On Password Strength (xkcd 936)
Randall Munroe in his latest xkcd comic suggests that four random common words make a more secure password than a short, random word w/ substitutions.
There are some quibbles I have here – Randall is assuming that the form of the password is known in both situations, in which case the four-word password is obviously superior to the one-word password. But in the first situation, do we really know that we’re going to have exactly 1 uncommon dictionary word, followed by a punctuation mark and a single digit? Randall says “add a few more bits to account for the fact that this is only one of a few common formats” in the subtitle text, but if we add another uncommon base word (Randall estimates that there are 2^16 of them), we’re already up to 2^44 (the same difficulty level as the four-word password). To top it off, we can add arbitrary punctuation/digits between base words.

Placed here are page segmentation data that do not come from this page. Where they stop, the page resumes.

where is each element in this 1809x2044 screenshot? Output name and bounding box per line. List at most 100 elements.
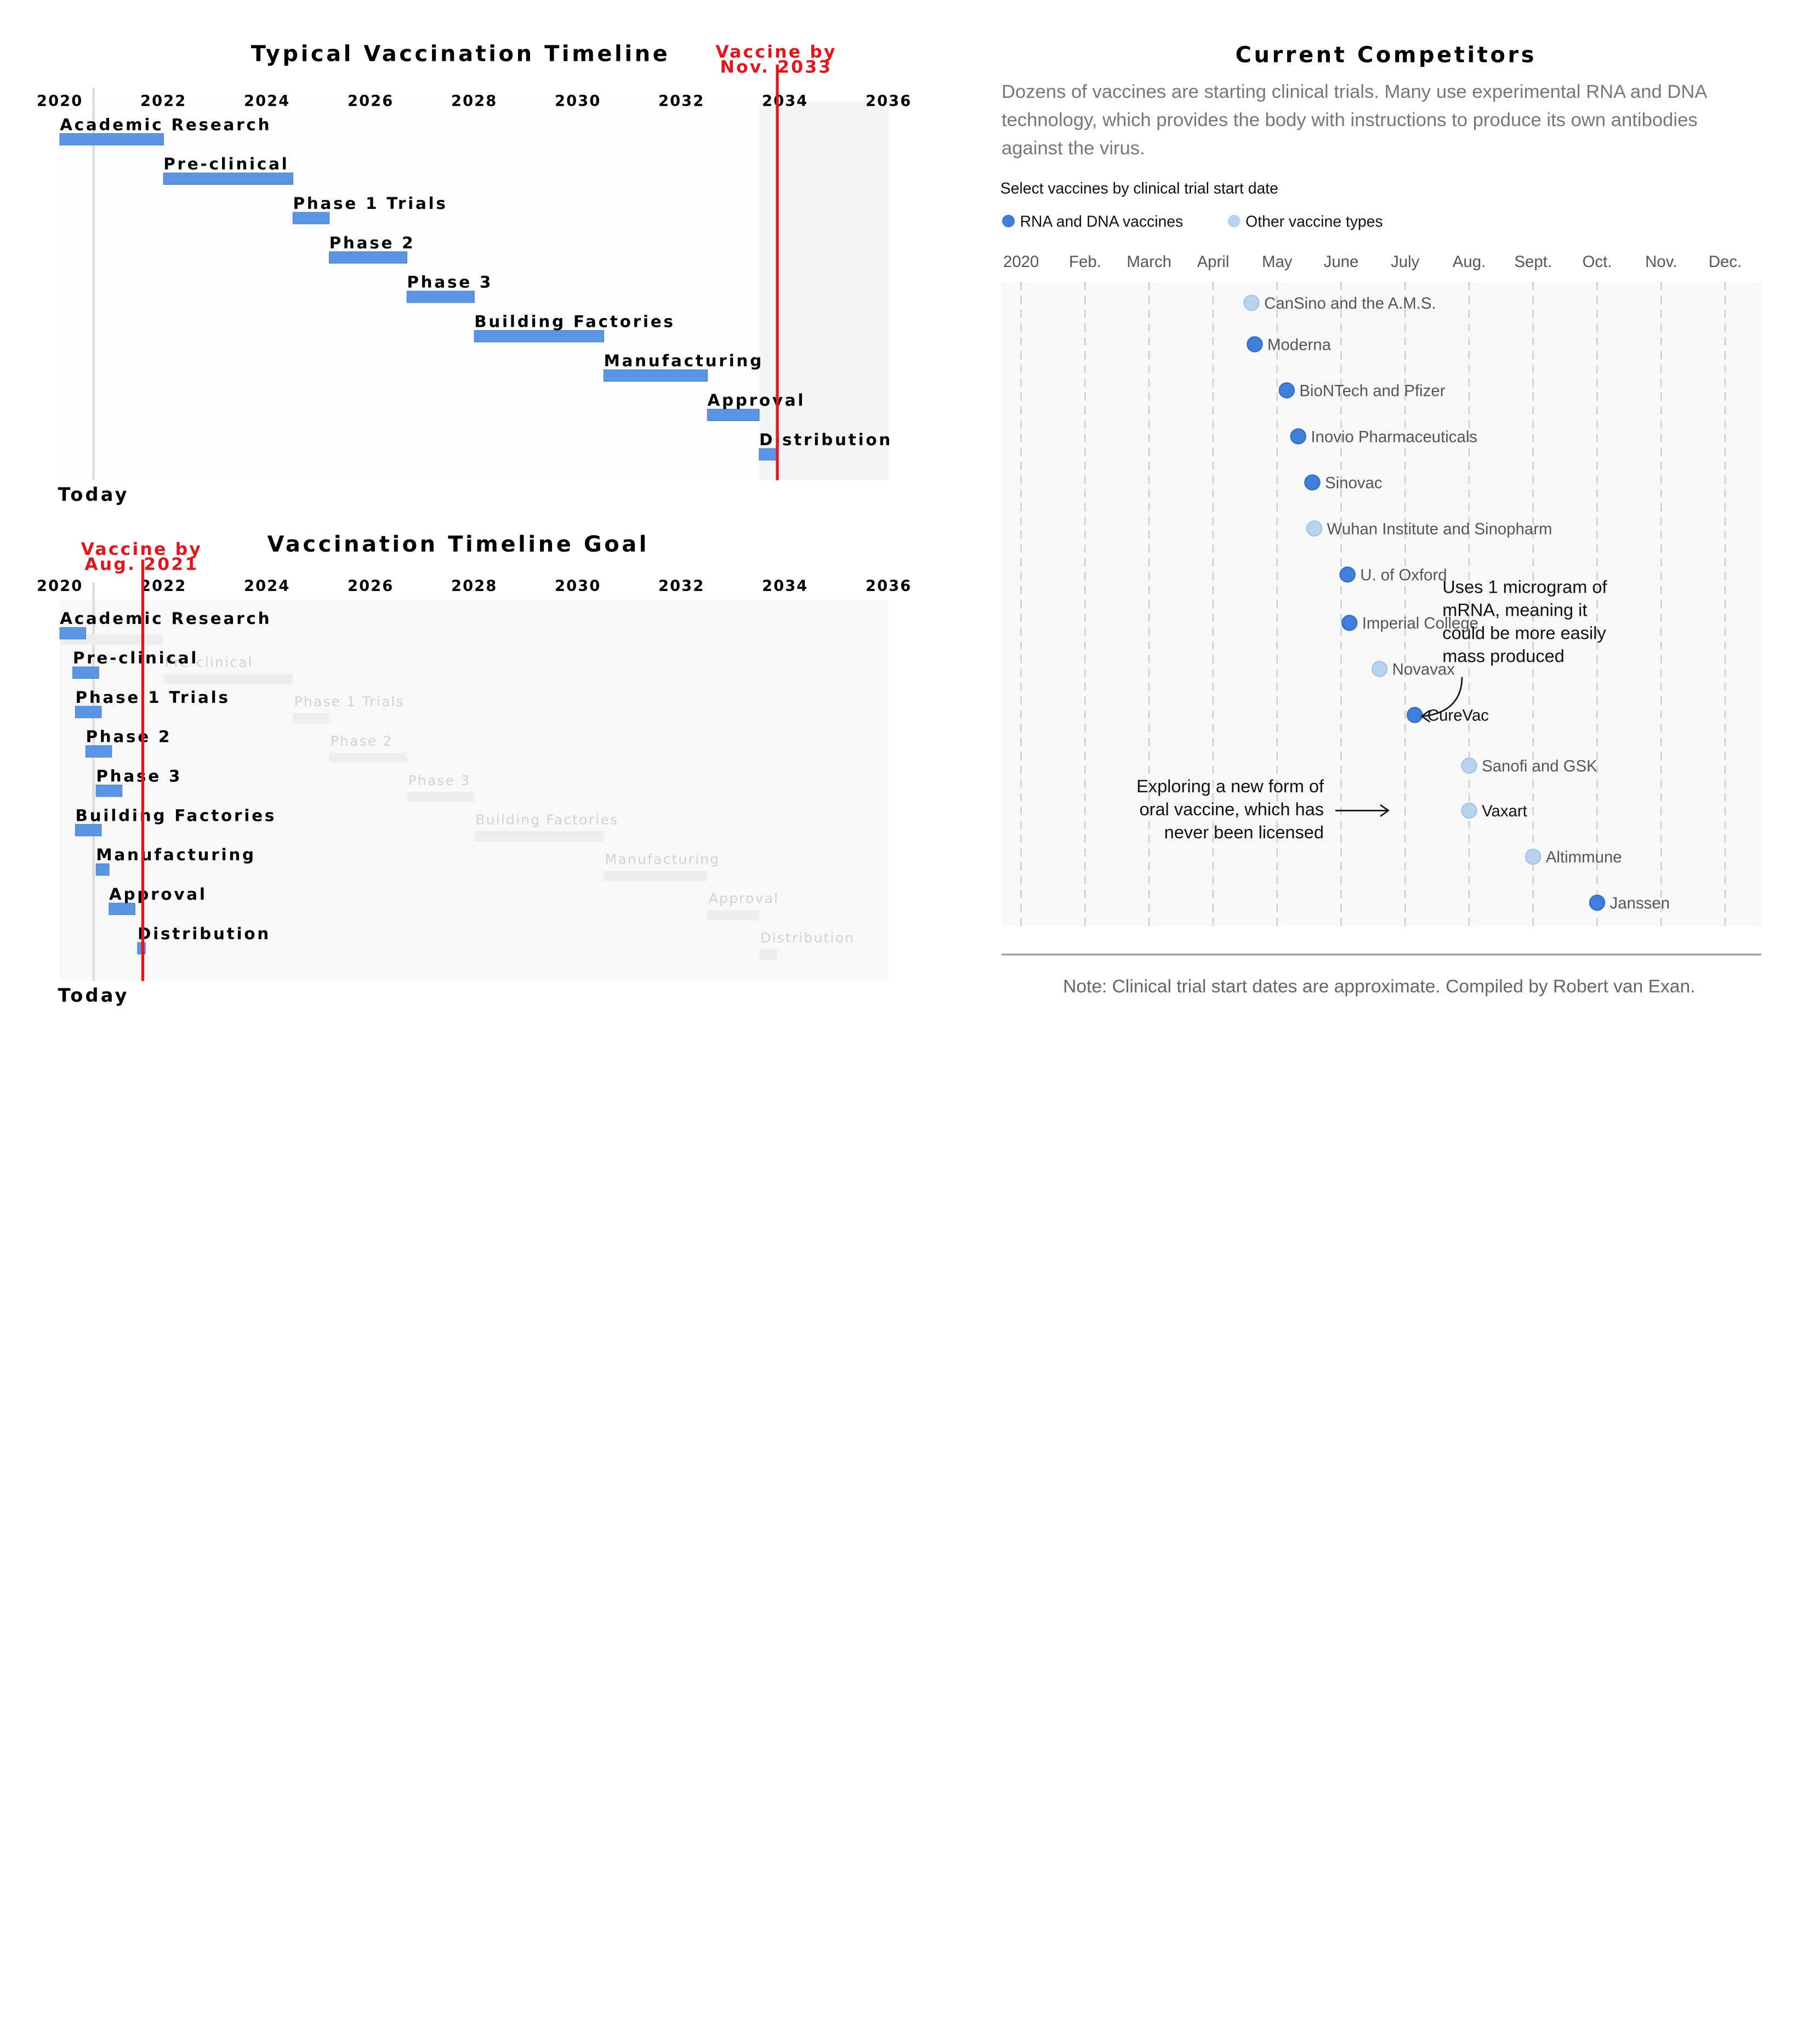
point-label-curevac: CureVac xyxy=(1427,707,1489,725)
chart-subtitle: technology, which provides the body with… xyxy=(1002,110,1698,130)
task-bar-manufacturing xyxy=(603,369,708,382)
x-tick-label: 2028 xyxy=(451,93,497,110)
annotation-curevac: mass produced xyxy=(1442,646,1565,666)
ghost-bar xyxy=(474,831,604,842)
point-biontech-and-pfizer xyxy=(1278,382,1295,399)
point-sanofi-and-gsk xyxy=(1461,757,1477,774)
task-bar-approval xyxy=(707,408,760,421)
ghost-bar xyxy=(163,673,293,684)
x-tick-label: 2022 xyxy=(140,577,186,594)
task-label-distribution: Distribution xyxy=(138,924,271,943)
ghost-bar xyxy=(707,910,759,921)
ghost-bar xyxy=(604,871,708,881)
x-tick-label: Nov. xyxy=(1645,253,1677,271)
task-label-approval: Approval xyxy=(707,391,805,410)
task-bar-phase-2 xyxy=(85,745,112,758)
x-tick-label: 2026 xyxy=(348,577,394,594)
x-tick-label: 2034 xyxy=(762,93,808,110)
x-tick-label: 2020 xyxy=(37,93,83,110)
x-tick-label: May xyxy=(1262,253,1293,271)
task-bar-phase-3 xyxy=(95,785,123,797)
x-tick-label: 2032 xyxy=(658,93,704,110)
chart-title: Typical Vaccination Timeline xyxy=(251,41,670,66)
task-label-pre-clinical: Pre-clinical xyxy=(163,155,289,173)
goal-timeline-chart: Today Vaccination Timeline Goal 2020 2022 20… xyxy=(37,532,912,1006)
task-label-phase-2: Phase 2 xyxy=(329,234,416,252)
legend-label-other: Other vaccine types xyxy=(1245,213,1383,231)
ghost-bar xyxy=(759,949,778,960)
chart-subtitle: against the virus. xyxy=(1002,138,1145,158)
annotation-arrow xyxy=(1423,677,1463,717)
point-altimmune xyxy=(1525,848,1541,865)
point-label-janssen: Janssen xyxy=(1610,894,1670,912)
annotation-curevac: Uses 1 microgram of xyxy=(1442,577,1607,597)
x-tick-label: 2036 xyxy=(866,577,912,594)
ghost-label: Manufacturing xyxy=(605,851,720,867)
point-curevac xyxy=(1407,707,1423,723)
point-label-wuhan-institute-and-sinopharm: Wuhan Institute and Sinopharm xyxy=(1327,520,1552,538)
task-bar-academic-research xyxy=(59,627,87,640)
plot-background xyxy=(1001,282,1761,927)
x-tick-label: June xyxy=(1324,253,1359,271)
x-tick-label: 2020 xyxy=(37,577,83,594)
x-tick-label: Feb. xyxy=(1069,253,1101,271)
point-label-inovio-pharmaceuticals: Inovio Pharmaceuticals xyxy=(1311,428,1477,446)
ghost-bar xyxy=(329,752,407,763)
task-bar-building-factories xyxy=(474,330,605,343)
x-tick-label: 2030 xyxy=(555,577,601,594)
x-tick-label: 2024 xyxy=(244,577,290,594)
chart-subtitle: Dozens of vaccines are starting clinical… xyxy=(1002,82,1708,103)
point-label-vaxart: Vaxart xyxy=(1482,802,1527,820)
x-tick-label: Dec. xyxy=(1709,253,1742,271)
x-tick-label: 2034 xyxy=(762,577,808,594)
point-label-altimmune: Altimmune xyxy=(1546,848,1622,866)
annotation-vaxart: oral vaccine, which has xyxy=(1140,799,1324,819)
task-bar-phase-1-trials xyxy=(292,212,330,224)
x-tick-label: April xyxy=(1197,253,1230,271)
x-tick-label: Sept. xyxy=(1514,253,1552,271)
ghost-bar xyxy=(407,792,475,803)
x-tick-label: July xyxy=(1391,253,1420,271)
task-bar-academic-research xyxy=(59,133,164,146)
task-label-manufacturing: Manufacturing xyxy=(604,351,763,370)
task-label-phase-1-trials: Phase 1 Trials xyxy=(76,688,230,707)
annotation-curevac: could be more easily xyxy=(1442,623,1606,643)
ghost-label: Phase 2 xyxy=(331,733,393,749)
deadline-label: Aug. 2021 xyxy=(84,555,198,575)
task-bar-building-factories xyxy=(75,824,102,837)
point-novavax xyxy=(1371,661,1388,677)
deadline-label: Nov. 2033 xyxy=(720,57,833,77)
ghost-label: Phase 1 Trials xyxy=(294,694,405,709)
point-u-of-oxford xyxy=(1339,566,1356,583)
ghost-label: Building Factories xyxy=(475,812,618,828)
task-label-phase-1-trials: Phase 1 Trials xyxy=(293,194,447,213)
annotation-arrowhead xyxy=(1420,709,1430,723)
point-label-novavax: Novavax xyxy=(1392,661,1455,679)
point-label-biontech-and-pfizer: BioNTech and Pfizer xyxy=(1299,382,1445,400)
point-label-cansino-and-the-a-m-s: CanSino and the A.M.S. xyxy=(1264,294,1436,313)
task-label-pre-clinical: Pre-clinical xyxy=(73,649,198,667)
task-label-phase-3: Phase 3 xyxy=(407,273,493,292)
point-sinovac xyxy=(1304,474,1321,491)
chart-title: Vaccination Timeline Goal xyxy=(268,532,650,557)
point-wuhan-institute-and-sinopharm xyxy=(1306,520,1323,537)
ghost-label: Distribution xyxy=(760,930,855,946)
ghost-label: Pre-clinical xyxy=(164,654,253,670)
select-label: Select vaccines by clinical trial start … xyxy=(1000,180,1278,197)
ghost-label: Approval xyxy=(709,890,780,906)
x-tick-label: Oct. xyxy=(1583,253,1612,271)
footnote: Note: Clinical trial start dates are app… xyxy=(1063,976,1695,997)
x-tick-label: 2032 xyxy=(658,577,704,594)
task-bar-manufacturing xyxy=(95,863,110,876)
task-bar-distribution xyxy=(759,448,778,461)
competitors-chart: Current Competitors Dozens of vaccines ar… xyxy=(1000,42,1761,997)
point-label-sinovac: Sinovac xyxy=(1325,474,1383,492)
point-label-u-of-oxford: U. of Oxford xyxy=(1360,566,1447,584)
task-bar-approval xyxy=(109,902,135,915)
task-bar-phase-3 xyxy=(406,291,475,303)
x-tick-label: 2026 xyxy=(348,93,394,110)
x-tick-label: 2028 xyxy=(451,577,497,594)
deadline-label: Vaccine by xyxy=(715,42,837,62)
task-bar-phase-2 xyxy=(328,251,407,264)
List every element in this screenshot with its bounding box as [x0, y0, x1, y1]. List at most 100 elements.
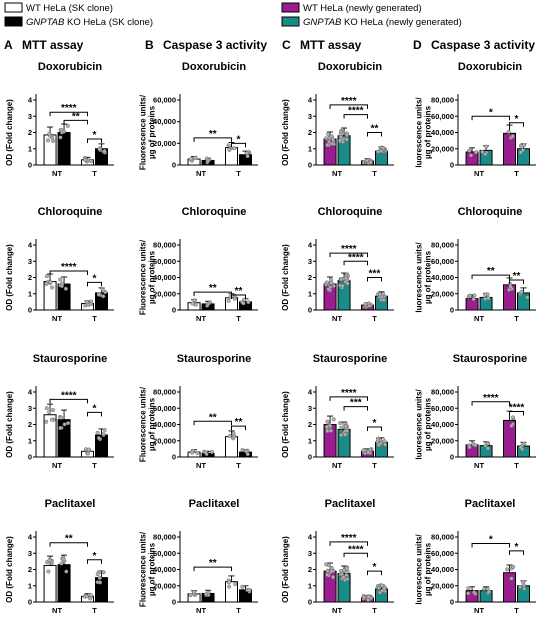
data-point	[505, 567, 510, 572]
significance-label: ****	[341, 244, 357, 255]
significance-bracket	[329, 396, 368, 401]
y-axis-label: OD (Fold change)	[281, 391, 290, 458]
data-point	[84, 594, 89, 599]
data-point	[361, 448, 366, 453]
data-point	[367, 303, 372, 308]
data-point	[345, 281, 350, 286]
y-tick-label: 80,000	[431, 96, 454, 105]
column-letter-b: B	[145, 38, 154, 52]
data-point	[192, 590, 197, 595]
bar	[503, 572, 516, 603]
x-tick-label: T	[372, 606, 377, 615]
data-point	[328, 423, 333, 428]
data-point	[344, 566, 349, 571]
data-point	[344, 573, 349, 578]
data-point	[339, 433, 344, 438]
y-tick-label: 60,000	[153, 404, 176, 413]
significance-label: ****	[348, 252, 364, 263]
y-tick-label: 4	[308, 241, 313, 250]
data-point	[383, 442, 388, 447]
significance-bracket	[231, 425, 246, 431]
y-tick-label: 4	[308, 533, 313, 542]
data-point	[97, 147, 102, 152]
column-title-d: Caspase 3 activity	[431, 38, 535, 52]
significance-bracket	[193, 137, 232, 142]
legend-swatch-wt-new	[281, 2, 300, 13]
data-point	[101, 432, 106, 437]
data-point	[364, 158, 369, 163]
x-tick-label: T	[92, 169, 97, 178]
data-point	[206, 158, 211, 163]
data-point	[190, 450, 195, 455]
data-point	[227, 584, 232, 589]
data-point	[89, 159, 94, 164]
y-tick-label: 60,000	[431, 549, 454, 558]
data-point	[483, 296, 488, 301]
y-tick-label: 3	[28, 257, 32, 266]
data-point	[325, 572, 330, 577]
significance-bracket	[343, 552, 368, 558]
data-point	[340, 284, 345, 289]
data-point	[471, 297, 476, 302]
y-tick-label: 0	[308, 306, 312, 315]
data-point	[324, 136, 329, 141]
x-tick-label: T	[514, 314, 519, 323]
significance-label: **	[235, 286, 243, 297]
data-point	[102, 427, 107, 432]
significance-bracket	[49, 270, 88, 275]
significance-bracket	[343, 406, 368, 411]
significance-label: *	[515, 542, 519, 553]
y-tick-label: 40,000	[431, 565, 454, 574]
column-letter-d: D	[413, 38, 422, 52]
panel-d-paclitaxel: Paclitaxel luorescence units/µg of protei…	[415, 498, 536, 615]
x-tick-label: T	[92, 314, 97, 323]
significance-label: **	[487, 266, 495, 277]
data-point	[58, 135, 63, 140]
data-point	[363, 301, 368, 306]
data-point	[44, 419, 49, 424]
significance-label: **	[209, 412, 217, 423]
y-tick-label: 1	[308, 436, 312, 445]
y-tick-label: 0	[28, 306, 32, 315]
y-tick-label: 60,000	[431, 112, 454, 121]
y-tick-label: 1	[28, 289, 32, 298]
y-axis-label: luorescence units/µg of proteins	[415, 242, 433, 313]
panel-d-staurosporine: Staurosporine luorescence units/µg of pro…	[415, 353, 536, 470]
y-tick-label: 2	[28, 128, 32, 137]
y-tick-label: 40,000	[431, 128, 454, 137]
data-point	[331, 574, 336, 579]
y-tick-label: 0	[28, 161, 32, 170]
significance-bracket	[471, 274, 510, 280]
panel-d-chloroquine: Chloroquine luorescence units/µg of prote…	[415, 206, 536, 323]
x-tick-label: NT	[474, 461, 484, 470]
x-tick-label: T	[92, 606, 97, 615]
data-point	[62, 422, 67, 427]
y-tick-label: 4	[28, 388, 33, 397]
y-tick-label: 1	[28, 436, 32, 445]
significance-label: ****	[483, 393, 499, 404]
significance-bracket	[87, 281, 102, 287]
significance-label: ****	[348, 106, 364, 117]
panel-title: Staurosporine	[453, 353, 528, 365]
y-tick-label: 40,000	[431, 273, 454, 282]
y-tick-label: 0	[172, 306, 176, 315]
significance-bracket	[343, 260, 368, 266]
x-tick-label: NT	[332, 169, 342, 178]
data-point	[101, 570, 106, 575]
bar	[225, 436, 238, 458]
y-tick-label: 3	[308, 549, 312, 558]
bar	[225, 147, 238, 166]
panel-d-doxorubicin: Doxorubicin luorescence units/µg of prote…	[415, 61, 536, 178]
significance-bracket	[329, 541, 368, 546]
significance-bracket	[63, 119, 88, 125]
y-tick-label: 1	[308, 289, 312, 298]
y-tick-label: 40,000	[153, 273, 176, 282]
data-point	[483, 292, 488, 297]
data-point	[338, 421, 343, 426]
data-point	[46, 569, 51, 574]
y-tick-label: 60,000	[153, 257, 176, 266]
data-point	[518, 150, 523, 155]
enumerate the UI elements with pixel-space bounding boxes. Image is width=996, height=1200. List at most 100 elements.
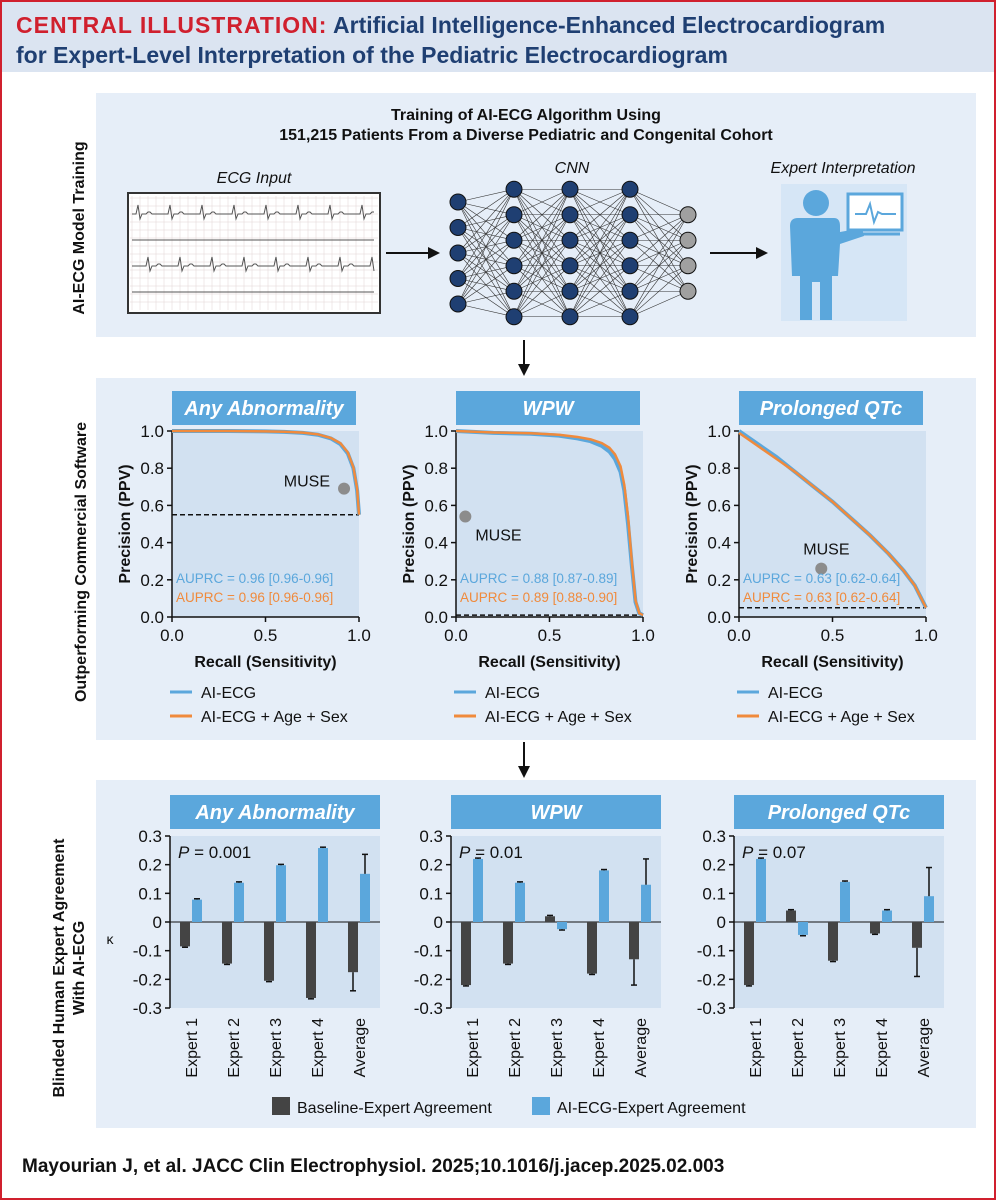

Randall’s also overestimating the number of different words that people will use to craft a four-word password. He gives an estimate of 2^44 that is derived (most likely) from the common estimate that there are roughly 3000 words in conversational English. However, he doesn’t consider that certain sorts of words are grossly less common than others, and that a sequence of English words lends itself to crafting a word in particular patterns. In particular, if there are 3000 conversational English words, there are only a few ways to turn four words into a coherent sentence. English sentences are predictable, especially with common words.
Subject-Verb-Object gives the English language structure, but also makes passwords easier to guess. By assuming common structures (as Randall does with the one-word password example), we can quickly define down the actual security level we’re going to realize. For instance, there are only a few hundred (at most) prepositions in the English language. In a user-constructed sentence, there is a high likelihood of one of these showing up. If we had a few thousand of these passwords to analyze, we’d see obvious patterns – people would use "The" "A", "An" as the first word to the password with high frequency. Easy, short nouns would be common. Commonly misspelled words would be rarely used. In other words, these passphrases would have structure. Google already has a product that attempts to predict the next word you will type. How well would similar machine learning attempts fare on these passwords, especially if given a first-word seed?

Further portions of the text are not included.